- Costco (COST) reports earnings after the close (~4:15pm)
- Options are pricing in a 3.5% (about $12) move by tomorrow's close.
- Prior four earnings (in reverse chronological order) saw much smaller actual moves of -0.4%, -1.4%, -1.8% and +0.9%.
Here's a 1 month expected move chart with this Friday's move highlighted, via Options AI technology:
COST stock has basically gone sideways the past month with a failed breakout in early September, just before the broader market sell-off began with its lows and highs matching up fairly closely to the expected move for the event.
Ways to Trade
Neutral - Because the expected move matches so closely with the stock's recent range, and the fact it may be influenced by broader market volatility (VIX above 28) the first thing to look at is some neutral positioning, analyzing the risk reward of trades that look for it to stay within that expected move:
The +330/-332.5/-355/+357.5 Iron Condor, expiring tomorrow offers a nearly 1 to 1 risk reward with breakevens. Here's a closer look at the trade and its payout chart versus the expected move:
This trade is binary with only a day left til expiry, it likely makes max gain or max loss (max loss on a big move higher or lower). But the fact that it is risking just slightly more to make its max gain makes is the type of set-up you would look for if "selling the move".
Bearish - Looking out a bit farther to be less binary, the October monthly expiration shows a choice between a put spread and a credit call spread.
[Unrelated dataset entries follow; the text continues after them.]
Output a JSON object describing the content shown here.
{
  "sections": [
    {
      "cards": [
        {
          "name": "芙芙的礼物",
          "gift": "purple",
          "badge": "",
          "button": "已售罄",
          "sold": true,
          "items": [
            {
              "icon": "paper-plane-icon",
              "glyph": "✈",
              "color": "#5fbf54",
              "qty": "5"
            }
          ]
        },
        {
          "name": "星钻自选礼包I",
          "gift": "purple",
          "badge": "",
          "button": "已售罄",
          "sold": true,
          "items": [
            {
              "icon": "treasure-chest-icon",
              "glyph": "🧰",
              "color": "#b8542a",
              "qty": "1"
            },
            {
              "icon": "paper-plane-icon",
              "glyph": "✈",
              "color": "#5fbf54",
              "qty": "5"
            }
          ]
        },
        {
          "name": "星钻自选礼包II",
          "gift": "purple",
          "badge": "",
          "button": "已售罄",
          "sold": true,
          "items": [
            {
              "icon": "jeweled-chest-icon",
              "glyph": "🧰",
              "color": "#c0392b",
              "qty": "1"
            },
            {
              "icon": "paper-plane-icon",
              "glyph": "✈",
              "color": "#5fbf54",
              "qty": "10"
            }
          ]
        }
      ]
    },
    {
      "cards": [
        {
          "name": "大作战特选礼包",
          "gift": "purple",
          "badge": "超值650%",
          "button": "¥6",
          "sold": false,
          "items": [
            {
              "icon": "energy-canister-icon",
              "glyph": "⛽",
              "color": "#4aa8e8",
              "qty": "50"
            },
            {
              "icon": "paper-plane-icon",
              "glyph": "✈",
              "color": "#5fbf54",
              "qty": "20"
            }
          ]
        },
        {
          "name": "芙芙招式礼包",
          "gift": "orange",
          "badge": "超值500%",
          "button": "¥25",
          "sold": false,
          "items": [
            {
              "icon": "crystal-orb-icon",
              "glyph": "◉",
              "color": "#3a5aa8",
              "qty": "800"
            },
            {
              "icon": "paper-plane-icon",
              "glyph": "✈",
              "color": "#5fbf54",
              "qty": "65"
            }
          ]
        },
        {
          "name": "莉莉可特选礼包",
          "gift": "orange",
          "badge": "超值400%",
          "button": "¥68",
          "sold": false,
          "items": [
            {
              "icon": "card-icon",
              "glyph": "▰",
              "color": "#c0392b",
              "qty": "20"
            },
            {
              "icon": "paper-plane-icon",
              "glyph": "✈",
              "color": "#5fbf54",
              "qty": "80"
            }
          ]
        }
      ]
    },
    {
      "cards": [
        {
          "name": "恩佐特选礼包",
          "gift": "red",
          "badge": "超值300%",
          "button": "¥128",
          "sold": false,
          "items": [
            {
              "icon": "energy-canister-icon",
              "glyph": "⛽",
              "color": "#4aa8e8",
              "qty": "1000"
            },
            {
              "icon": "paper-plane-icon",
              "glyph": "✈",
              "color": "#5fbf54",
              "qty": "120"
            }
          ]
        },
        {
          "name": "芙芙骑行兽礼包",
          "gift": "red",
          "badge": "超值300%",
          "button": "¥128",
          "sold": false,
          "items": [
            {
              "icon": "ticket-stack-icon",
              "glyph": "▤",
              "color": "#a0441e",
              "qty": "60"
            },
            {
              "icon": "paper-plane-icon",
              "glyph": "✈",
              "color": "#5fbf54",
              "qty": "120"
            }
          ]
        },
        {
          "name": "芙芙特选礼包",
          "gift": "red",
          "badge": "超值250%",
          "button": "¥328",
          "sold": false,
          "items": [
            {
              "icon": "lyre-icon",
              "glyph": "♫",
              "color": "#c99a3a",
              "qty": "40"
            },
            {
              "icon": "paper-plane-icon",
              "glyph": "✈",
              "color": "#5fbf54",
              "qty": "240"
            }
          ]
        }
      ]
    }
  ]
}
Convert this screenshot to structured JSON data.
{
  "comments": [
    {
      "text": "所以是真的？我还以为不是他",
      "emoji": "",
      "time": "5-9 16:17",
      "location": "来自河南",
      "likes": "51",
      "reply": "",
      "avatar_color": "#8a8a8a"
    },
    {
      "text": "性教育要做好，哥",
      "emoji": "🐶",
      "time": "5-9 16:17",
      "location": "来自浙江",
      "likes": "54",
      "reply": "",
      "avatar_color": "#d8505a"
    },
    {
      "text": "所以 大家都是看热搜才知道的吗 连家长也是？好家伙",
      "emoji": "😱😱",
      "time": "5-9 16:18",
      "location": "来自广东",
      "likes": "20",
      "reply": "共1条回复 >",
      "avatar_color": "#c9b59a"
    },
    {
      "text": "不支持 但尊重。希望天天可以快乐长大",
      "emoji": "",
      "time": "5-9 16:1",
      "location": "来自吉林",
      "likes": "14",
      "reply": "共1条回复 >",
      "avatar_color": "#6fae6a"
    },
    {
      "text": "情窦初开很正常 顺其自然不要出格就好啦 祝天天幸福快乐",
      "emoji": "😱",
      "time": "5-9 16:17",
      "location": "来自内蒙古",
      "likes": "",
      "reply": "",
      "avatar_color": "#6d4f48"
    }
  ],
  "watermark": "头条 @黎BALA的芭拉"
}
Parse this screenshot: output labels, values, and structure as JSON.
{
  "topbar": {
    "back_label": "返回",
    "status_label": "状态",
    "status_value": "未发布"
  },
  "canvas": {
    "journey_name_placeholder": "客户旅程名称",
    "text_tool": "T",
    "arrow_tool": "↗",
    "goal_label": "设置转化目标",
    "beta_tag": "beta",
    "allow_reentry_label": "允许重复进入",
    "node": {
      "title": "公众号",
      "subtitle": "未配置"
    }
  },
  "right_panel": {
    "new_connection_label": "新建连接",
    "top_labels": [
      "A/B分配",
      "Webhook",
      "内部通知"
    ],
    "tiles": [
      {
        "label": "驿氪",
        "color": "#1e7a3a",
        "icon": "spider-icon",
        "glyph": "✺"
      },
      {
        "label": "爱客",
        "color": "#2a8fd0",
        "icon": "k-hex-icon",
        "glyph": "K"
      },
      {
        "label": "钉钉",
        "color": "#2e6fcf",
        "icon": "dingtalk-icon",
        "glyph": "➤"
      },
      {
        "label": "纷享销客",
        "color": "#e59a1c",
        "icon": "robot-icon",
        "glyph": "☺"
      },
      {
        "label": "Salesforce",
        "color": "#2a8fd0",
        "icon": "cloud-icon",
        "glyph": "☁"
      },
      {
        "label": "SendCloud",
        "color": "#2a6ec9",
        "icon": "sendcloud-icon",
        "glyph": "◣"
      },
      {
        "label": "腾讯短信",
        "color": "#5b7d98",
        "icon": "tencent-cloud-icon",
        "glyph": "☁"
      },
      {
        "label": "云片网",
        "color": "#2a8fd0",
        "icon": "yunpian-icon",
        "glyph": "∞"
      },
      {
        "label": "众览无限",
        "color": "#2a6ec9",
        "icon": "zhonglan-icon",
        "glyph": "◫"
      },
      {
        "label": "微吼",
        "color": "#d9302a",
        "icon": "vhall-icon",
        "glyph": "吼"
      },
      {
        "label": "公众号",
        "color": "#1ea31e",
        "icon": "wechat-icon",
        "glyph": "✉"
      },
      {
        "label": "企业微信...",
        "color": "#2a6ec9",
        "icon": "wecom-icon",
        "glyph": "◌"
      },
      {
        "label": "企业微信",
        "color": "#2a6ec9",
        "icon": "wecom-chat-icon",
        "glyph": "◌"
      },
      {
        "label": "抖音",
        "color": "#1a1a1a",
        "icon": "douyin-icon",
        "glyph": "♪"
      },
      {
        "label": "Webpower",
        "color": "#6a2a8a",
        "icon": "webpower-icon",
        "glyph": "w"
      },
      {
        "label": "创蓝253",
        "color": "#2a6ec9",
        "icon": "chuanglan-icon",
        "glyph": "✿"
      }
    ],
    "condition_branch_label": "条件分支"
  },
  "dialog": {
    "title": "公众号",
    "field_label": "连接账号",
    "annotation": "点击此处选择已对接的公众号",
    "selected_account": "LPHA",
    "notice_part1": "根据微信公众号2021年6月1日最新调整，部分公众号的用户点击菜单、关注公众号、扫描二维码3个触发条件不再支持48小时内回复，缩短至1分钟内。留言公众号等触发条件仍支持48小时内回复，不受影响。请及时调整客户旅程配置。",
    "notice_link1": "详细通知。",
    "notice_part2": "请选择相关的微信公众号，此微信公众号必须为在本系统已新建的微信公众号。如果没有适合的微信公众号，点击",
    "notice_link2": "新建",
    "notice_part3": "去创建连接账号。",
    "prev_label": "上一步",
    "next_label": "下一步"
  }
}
The choice between these two structures, particularly the credit call spread would depend on views of the overall market volatility. If the market sell-off were to continue and Costco fell even lower, both trades would work, but the credit call spread has the added advantage of being short vol at these higher levels in case the sell-off ended. Of course that could coincide with a move higher so that breakeven to the upside needs to be kept in mind.
Bullish - Thoughts on volatility should also come into play for any bullish structures. Again, looking out to October monthlies:
On a move higher, and if it coincided with a broader market move higher the credit put spread would do really well, whereas the call spread would really need the stock above its breakeven quickly or else falling IV would adversely affect potential gains.